New York's main contract, light sweet crude for delivery in June, lost 28 cents to $98.69 a barrel in afternoon trade, while Brent North Sea crude for June delivery was down 10 cents to $112.88.
The two contracts had closed higher Thursday.
"Perhaps there is a correction of the market due to a reflection of demand levels, which is a healthy thing," said John Vautrain, a Singapore-based analyst at Purvin and Gertz international energy consultancy.
On Thursday, the International Energy Agency (IEA) cut its outlook for 2011 global oil demand growth by 190,000 barrels per day because of high oil prices and weaker recovery in rich countries.
The IEA said it had trimmed its 2011 forecast for global oil demand growth due to "persistent high prices and weaker IMF GDP projections for advanced economies."
It put total demand at 89.2 million barrels per day.

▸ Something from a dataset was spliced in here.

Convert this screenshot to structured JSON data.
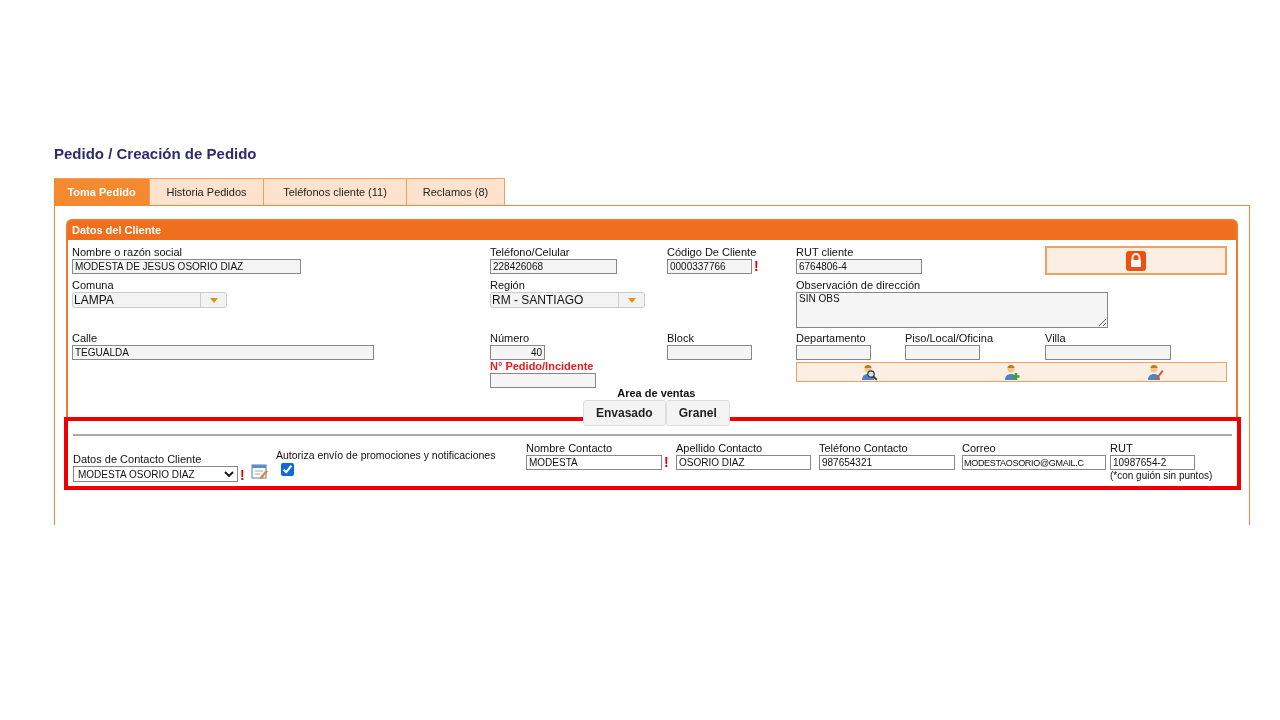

"The fall in oil price has been prompted by the 'triple whammy' of poor Chinese economic data, falling global stocks and the IEA energy demand downgrade," said Emma Pinnock, a market analyst at energy consultancy Inenco.
Oil futures are also under renewed selling pressure after the US Department of Energy's latest weekly report on energy reserves Wednesday showed another increase in crude stockpiles and an unexpected rise in gasoline reserves.
The rises were a sign of softer demand in the world's largest oil-consuming nation.
There were also concerns over oil demand in China, the biggest energy consumer, as Beijing ramped up efforts to tame inflationary pressure in the world's second biggest economy.